I too agree with the title. We Nepalese feel that we are very patriotic, but I
wonder if many of us really knows what patriotism means. I doubt if I myself
know the real meaning of ‘patriotism’. Well, for me, ‘patriotism’ is love and
devotion for the country. So are we being patriotic by destroying the assets of
our country or by buying the enemity of our Nepalese brothers by treating them
different? People are being stimulated to carry out destructive acts and
misconducts in the name of patriotism. This is definitely not going to lead us
to the new Nepal, thriving in the perfect harmony among the Nepalese. The
present context of Nepal demands Nepalese people to use their wisdom to act in
favor of the betterment of the country, the ‘senseful patriotism’. If you can`t
do anything good, you should also not be making the things worse in the influence of evil characters. Acting for the betterment of the country is ‘patriotic’ no doubt, but showing the misguided ones the correct path of patriotism is also equally patriotic.
“desh bhakti, desh ko shakti”
Thank You Aneesh for defending my point of view. Korean boys point of view is only a reference to put my point of view. We don’t care about the Korean internal matter, we are concerned with Nepal and only Nepal. I am focusing only on the using the theme of “patriotism” in destruction like the two incidents mentioned above. If Prashant was not chosen ‘Indian Idol’, the streets of Kathmandu could have been under curfew again, this time against Sony Entertainment Television.
Let’s not misinterpret Nischal’s post here. What I mentioned about Koreans was icing or slicing of the cake. What Korea is all about is irrelevant, unless you’re commenting on internatinal studies. I mentioned the Korean situation as an abstract footnote to a post well written. The point is, is Nepali patriotism a face-saving stunt, or is it really geared towards something good for Nepal and Nepalis. That is the issue. We have to stop taking pride in abstract and superficial implications of Nepali patriotism, but concentrate on doing something doo for Nepal.

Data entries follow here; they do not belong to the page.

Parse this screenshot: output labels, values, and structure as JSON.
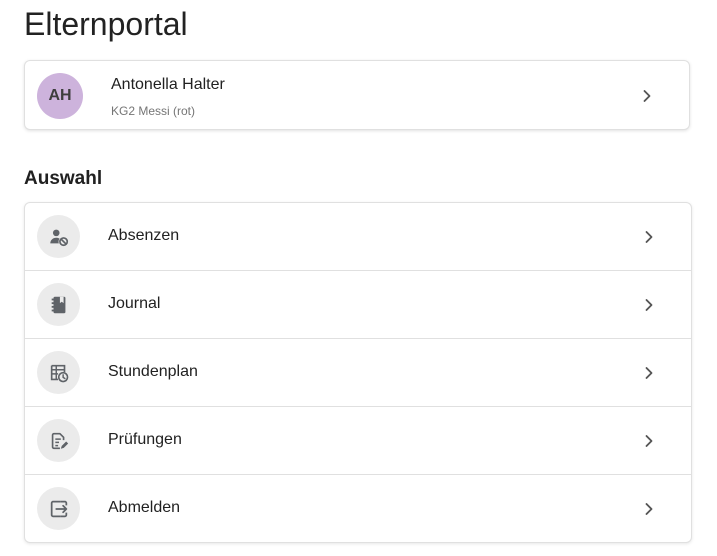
{
  "page": {
    "title": "Elternportal"
  },
  "profile": {
    "initials": "AH",
    "name": "Antonella Halter",
    "class": "KG2 Messi (rot)",
    "avatar_color": "#cdb3dc"
  },
  "section": {
    "title": "Auswahl"
  },
  "menu": {
    "items": [
      {
        "label": "Absenzen",
        "icon": "person-absence-icon"
      },
      {
        "label": "Journal",
        "icon": "journal-icon"
      },
      {
        "label": "Stundenplan",
        "icon": "timetable-icon"
      },
      {
        "label": "Prüfungen",
        "icon": "exam-edit-icon"
      },
      {
        "label": "Abmelden",
        "icon": "logout-icon"
      }
    ]
  },
  "colors": {
    "icon_bg": "#ebebeb",
    "icon_fg": "#5f6368",
    "text": "#212121",
    "secondary_text": "#757575",
    "border": "#e0e0e0"
  }
}
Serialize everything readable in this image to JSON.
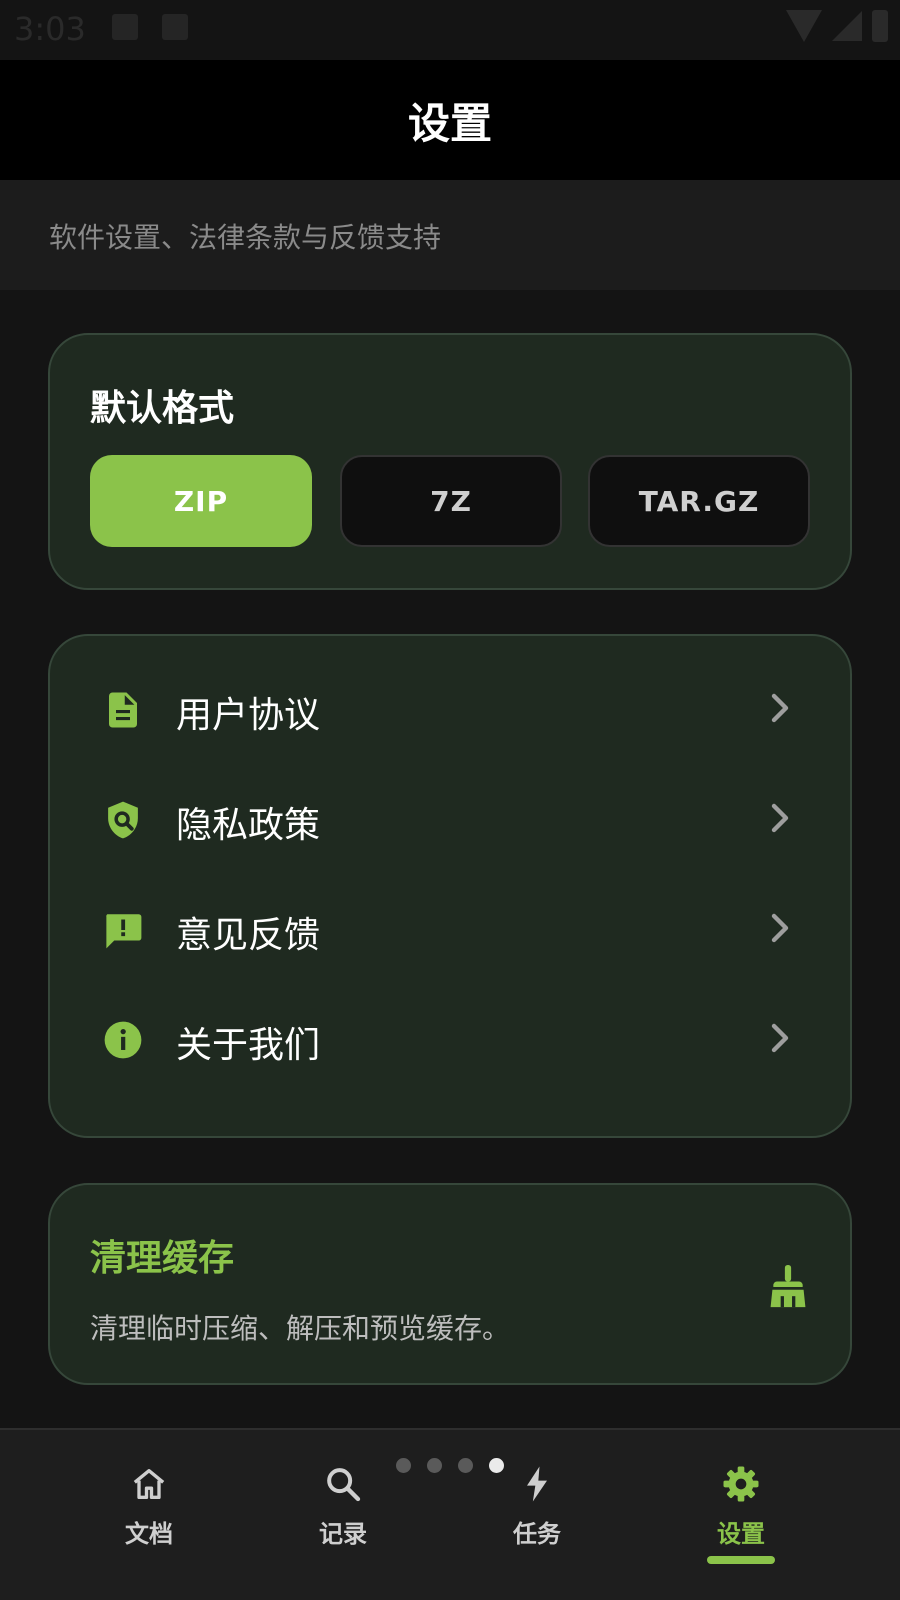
{
  "status_bar": {
    "time": "3:03"
  },
  "header": {
    "title": "设置",
    "subtitle": "软件设置、法律条款与反馈支持"
  },
  "default_format": {
    "label": "默认格式",
    "options": [
      "ZIP",
      "7Z",
      "TAR.GZ"
    ],
    "selected": "ZIP"
  },
  "menu": {
    "items": [
      {
        "label": "用户协议",
        "icon": "document-icon"
      },
      {
        "label": "隐私政策",
        "icon": "shield-search-icon"
      },
      {
        "label": "意见反馈",
        "icon": "feedback-icon"
      },
      {
        "label": "关于我们",
        "icon": "info-icon"
      }
    ]
  },
  "cache": {
    "title": "清理缓存",
    "description": "清理临时压缩、解压和预览缓存。",
    "icon": "broom-icon"
  },
  "bottom_nav": {
    "items": [
      {
        "label": "文档",
        "icon": "home-icon"
      },
      {
        "label": "记录",
        "icon": "search-icon"
      },
      {
        "label": "任务",
        "icon": "bolt-icon"
      },
      {
        "label": "设置",
        "icon": "gear-icon"
      }
    ],
    "active_index": 3,
    "page_indicator": {
      "count": 4,
      "active": 4
    }
  },
  "colors": {
    "accent": "#8bc34a",
    "background": "#141414",
    "card": "#1f2a20",
    "card_border": "#36473a"
  }
}
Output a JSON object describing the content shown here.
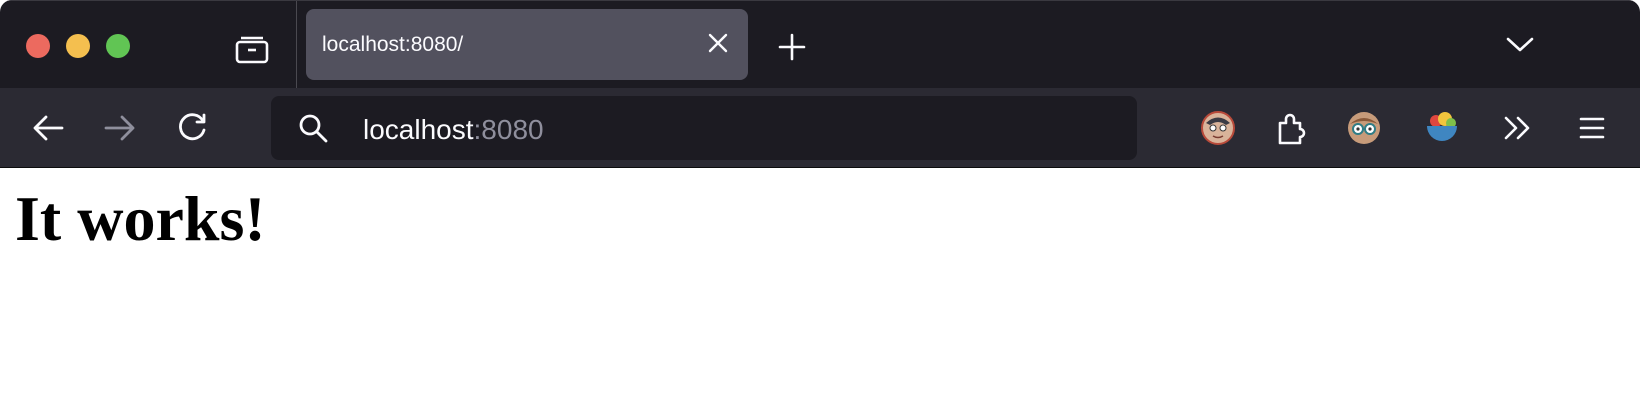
{
  "browser": {
    "tab": {
      "title": "localhost:8080/",
      "close_icon": "close-icon"
    },
    "tabstrip_icons": [
      "firefox-view-icon",
      "new-tab-icon",
      "list-all-tabs-icon"
    ],
    "address_bar": {
      "host": "localhost",
      "port": ":8080"
    },
    "toolbar_icons": [
      "back-arrow-icon",
      "forward-arrow-icon",
      "reload-icon",
      "search-icon",
      "extension-avatar-icon",
      "extensions-puzzle-icon",
      "extension-glasses-icon",
      "extension-bowl-icon",
      "overflow-chevrons-icon",
      "hamburger-menu-icon"
    ],
    "colors": {
      "tabstrip_bg": "#1c1b22",
      "selected_tab_bg": "#52515e",
      "navbar_bg": "#2b2a33",
      "urlbar_bg": "#1c1b22",
      "url_host": "#fbfbfe",
      "url_port": "#8f8f9d"
    }
  },
  "page": {
    "heading": "It works!"
  }
}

See! i can sense the thing the Korean teenage wanted to convey in simply 2 replies to the post. .. and other thing, we are so good at taking negative things from a situation. I have read about the Korean history and its true the elder generation worked really hard to ensure Korea remain prosperous as it is today. Respect your country and your neighbors and respect the author who wrote this post.
Nice article Nischal.
Does that Korean boy know about the Korean student who killed more than two dozen students and professors in ruthless firing? Does that 15 year old kid know about the bribery scandal Korean tycoons are facing? Why are those patriotic Koreans are flocking into Europe and USA? Korea is there because of the system American put in place. It is not because they love their country. We do not need lecture from that 15 year old kid. Open society does the thing differently and there is nothing wrong the way we Nepali do things. MIllions of people in Nepal will not cease living just becasue there is flooding in Terai? We pay tax and government is supposed to take care of those things. We can’t stop having fun. The topic “senseless patriotism” is senseless. Patriotism is a slogan which has never existed. People do whatever is the best for them. They donate because they see value in that and they enjoy doing so – not because of patriotism. Nice try Nischal!
Very true, including the Korean young scholar’s analysis. Although, I’d like to ask the Korean kid how he weighs the North Koreans against the South. Let’s not forget that one of the reasons South Korea is prosperous today is due to heavy American backing against the Soviet led North. So, is his patriotism limited to the South or is there anything called general Korean patriotism. In which case, do they (both North and South) see each other as one, or did the south simply get a better deal from the cold war?